There had been some grounds for hoping that Gove was different. But he is clearly oblivious to these facts. He knows nothing of the trade union, co-operative and mutual, Radical Liberal, Tory populist, Guild Socialist, Christian Socialist, Social Catholic and Distributist, and many other roots of the British, Irish and Commonwealth Labour Movements, predating Marx and long predating Gramsci.
He knows nothing of their roots, which are in the anti-Whig subcultures disaffected by the events of 1688, subcultures predating any counterrevolutionary movement on the continent, predating any revolution there or in North America, and emphasising the indispensable role of the State in protecting against the market everything that conservatives seek to conserve, while offering perennial critiques of individualism, capitalism, imperialism, militarism, bourgeois triumphalism, and the fallacy of inevitable historical progress. As an ardent neoconservative, Gove is fully signed up to all of those.
Does he even know anything of their roots, which are in Early Modernity and in the Middle Ages, in the Classics that he purports to promote and in the Bible that he ostentatiously sends out to schools with a preface by himself, together with a reference to himself on the very cover? Or is the entirety of this Government exactly as it would appear to be: intellectually unequipped to be the Government of the United Kingdom, or, at root, to be the Government of any country on earth?

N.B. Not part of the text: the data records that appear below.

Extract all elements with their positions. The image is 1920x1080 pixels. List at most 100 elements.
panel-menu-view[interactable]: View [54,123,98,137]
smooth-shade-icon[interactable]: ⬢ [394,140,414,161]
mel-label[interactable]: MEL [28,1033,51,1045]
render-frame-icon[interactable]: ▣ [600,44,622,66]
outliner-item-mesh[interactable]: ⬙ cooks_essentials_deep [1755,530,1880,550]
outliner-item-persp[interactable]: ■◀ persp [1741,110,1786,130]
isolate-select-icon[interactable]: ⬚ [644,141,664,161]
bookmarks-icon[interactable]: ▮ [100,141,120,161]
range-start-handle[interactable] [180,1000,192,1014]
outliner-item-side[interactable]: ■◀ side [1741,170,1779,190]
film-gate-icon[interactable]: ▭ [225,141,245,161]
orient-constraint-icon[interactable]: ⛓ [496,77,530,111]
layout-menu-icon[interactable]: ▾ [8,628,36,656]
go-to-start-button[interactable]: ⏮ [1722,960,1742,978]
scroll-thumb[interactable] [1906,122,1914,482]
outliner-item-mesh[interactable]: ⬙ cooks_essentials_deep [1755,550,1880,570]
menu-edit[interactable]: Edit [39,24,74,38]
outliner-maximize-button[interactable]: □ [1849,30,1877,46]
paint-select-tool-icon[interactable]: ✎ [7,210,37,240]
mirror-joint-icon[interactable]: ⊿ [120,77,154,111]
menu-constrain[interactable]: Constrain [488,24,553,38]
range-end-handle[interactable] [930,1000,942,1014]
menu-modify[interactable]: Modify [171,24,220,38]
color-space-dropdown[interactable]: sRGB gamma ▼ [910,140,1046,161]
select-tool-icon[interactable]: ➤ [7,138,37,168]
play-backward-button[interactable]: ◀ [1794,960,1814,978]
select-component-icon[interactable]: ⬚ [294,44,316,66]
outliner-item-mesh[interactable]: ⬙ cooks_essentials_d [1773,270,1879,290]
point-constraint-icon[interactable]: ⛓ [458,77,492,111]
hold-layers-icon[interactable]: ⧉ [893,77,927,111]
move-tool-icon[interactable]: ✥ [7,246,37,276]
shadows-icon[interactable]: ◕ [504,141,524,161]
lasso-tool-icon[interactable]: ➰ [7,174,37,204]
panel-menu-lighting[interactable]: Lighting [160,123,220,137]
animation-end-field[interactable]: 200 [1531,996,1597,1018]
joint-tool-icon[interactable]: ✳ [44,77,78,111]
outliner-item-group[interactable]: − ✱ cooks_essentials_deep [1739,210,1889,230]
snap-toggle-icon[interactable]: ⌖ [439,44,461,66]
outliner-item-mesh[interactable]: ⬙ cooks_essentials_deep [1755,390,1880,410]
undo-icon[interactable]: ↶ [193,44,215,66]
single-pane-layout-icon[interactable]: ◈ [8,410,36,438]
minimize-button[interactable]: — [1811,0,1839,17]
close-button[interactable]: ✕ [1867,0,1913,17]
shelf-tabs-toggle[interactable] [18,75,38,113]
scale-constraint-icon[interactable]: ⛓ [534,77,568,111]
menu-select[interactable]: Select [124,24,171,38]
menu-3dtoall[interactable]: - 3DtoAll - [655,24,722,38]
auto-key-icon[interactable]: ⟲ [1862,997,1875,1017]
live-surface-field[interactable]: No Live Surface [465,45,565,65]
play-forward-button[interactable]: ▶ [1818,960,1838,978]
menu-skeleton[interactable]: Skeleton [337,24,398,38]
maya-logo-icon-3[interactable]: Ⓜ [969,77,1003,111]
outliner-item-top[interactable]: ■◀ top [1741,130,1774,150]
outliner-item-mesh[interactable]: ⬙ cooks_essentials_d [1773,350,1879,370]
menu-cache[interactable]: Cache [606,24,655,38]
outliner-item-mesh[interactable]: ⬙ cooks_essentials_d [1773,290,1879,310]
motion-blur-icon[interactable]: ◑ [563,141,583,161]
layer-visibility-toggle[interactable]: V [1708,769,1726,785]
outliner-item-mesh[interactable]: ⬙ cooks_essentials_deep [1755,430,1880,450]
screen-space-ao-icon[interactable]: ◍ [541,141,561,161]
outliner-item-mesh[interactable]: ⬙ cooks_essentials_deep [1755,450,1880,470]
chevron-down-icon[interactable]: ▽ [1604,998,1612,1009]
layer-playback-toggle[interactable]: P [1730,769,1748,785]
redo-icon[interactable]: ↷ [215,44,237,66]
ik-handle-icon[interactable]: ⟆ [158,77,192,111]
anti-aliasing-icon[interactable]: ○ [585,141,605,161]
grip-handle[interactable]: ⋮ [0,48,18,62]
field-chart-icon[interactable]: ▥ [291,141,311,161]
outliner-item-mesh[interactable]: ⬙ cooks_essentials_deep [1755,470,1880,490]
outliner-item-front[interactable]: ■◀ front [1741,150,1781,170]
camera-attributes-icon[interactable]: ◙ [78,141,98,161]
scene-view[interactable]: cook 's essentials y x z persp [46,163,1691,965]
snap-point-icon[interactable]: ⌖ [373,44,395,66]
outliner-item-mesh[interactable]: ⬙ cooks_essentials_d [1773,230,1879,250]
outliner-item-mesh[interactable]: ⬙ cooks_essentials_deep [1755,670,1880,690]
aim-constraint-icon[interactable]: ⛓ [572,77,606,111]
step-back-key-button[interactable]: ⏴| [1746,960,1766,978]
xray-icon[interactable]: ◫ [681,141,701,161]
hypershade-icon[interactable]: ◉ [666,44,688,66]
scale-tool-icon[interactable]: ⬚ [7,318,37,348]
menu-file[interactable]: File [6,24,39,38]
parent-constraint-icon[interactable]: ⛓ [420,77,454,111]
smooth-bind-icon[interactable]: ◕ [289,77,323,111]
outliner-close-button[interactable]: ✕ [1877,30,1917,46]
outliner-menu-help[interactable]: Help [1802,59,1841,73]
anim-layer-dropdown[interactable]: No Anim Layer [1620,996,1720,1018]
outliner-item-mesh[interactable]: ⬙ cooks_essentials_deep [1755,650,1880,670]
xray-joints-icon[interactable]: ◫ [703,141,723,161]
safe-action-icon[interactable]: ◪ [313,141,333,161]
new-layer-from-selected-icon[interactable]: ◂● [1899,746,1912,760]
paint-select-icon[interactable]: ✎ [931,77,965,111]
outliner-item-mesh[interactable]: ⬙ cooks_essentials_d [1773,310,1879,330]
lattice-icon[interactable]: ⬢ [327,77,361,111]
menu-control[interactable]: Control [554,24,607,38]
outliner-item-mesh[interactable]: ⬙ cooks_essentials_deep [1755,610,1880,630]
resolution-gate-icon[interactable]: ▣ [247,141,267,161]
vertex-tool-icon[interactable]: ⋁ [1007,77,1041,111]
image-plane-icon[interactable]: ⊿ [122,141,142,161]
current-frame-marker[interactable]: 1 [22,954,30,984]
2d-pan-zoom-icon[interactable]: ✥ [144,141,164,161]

But Gove may yet revive the worker-intellectual tradition in spite of himself. Under him, universities are to become confined merely to those whose parents happened to have nine thousand pounds per annum lying around with no other call on it, and therefore had no need to send their offspring out to work at the earliest opportunity. Academic ability or accomplishment will have nothing to do with it. Indeed, they will be relatively rare among the entrants, one would expect.
Leaving plenty of room for the successors of the pitmen poets and of the pitmen painters, of the Workers’ Educational Association (which still exists) and of the Miners’ Lodge Libraries, of the brass and silver bands, of the people’s papers rather than the red top rags, to re-emerge in, though and as an organic working-class culture and self-organisation.
That, in turn, requires an economic base such as only the State can guarantee, and such as only the State can very often deliver. Not exclusively, but in no small part, that is what the State is for. Not exclusively, but in no small part, that is why we have it.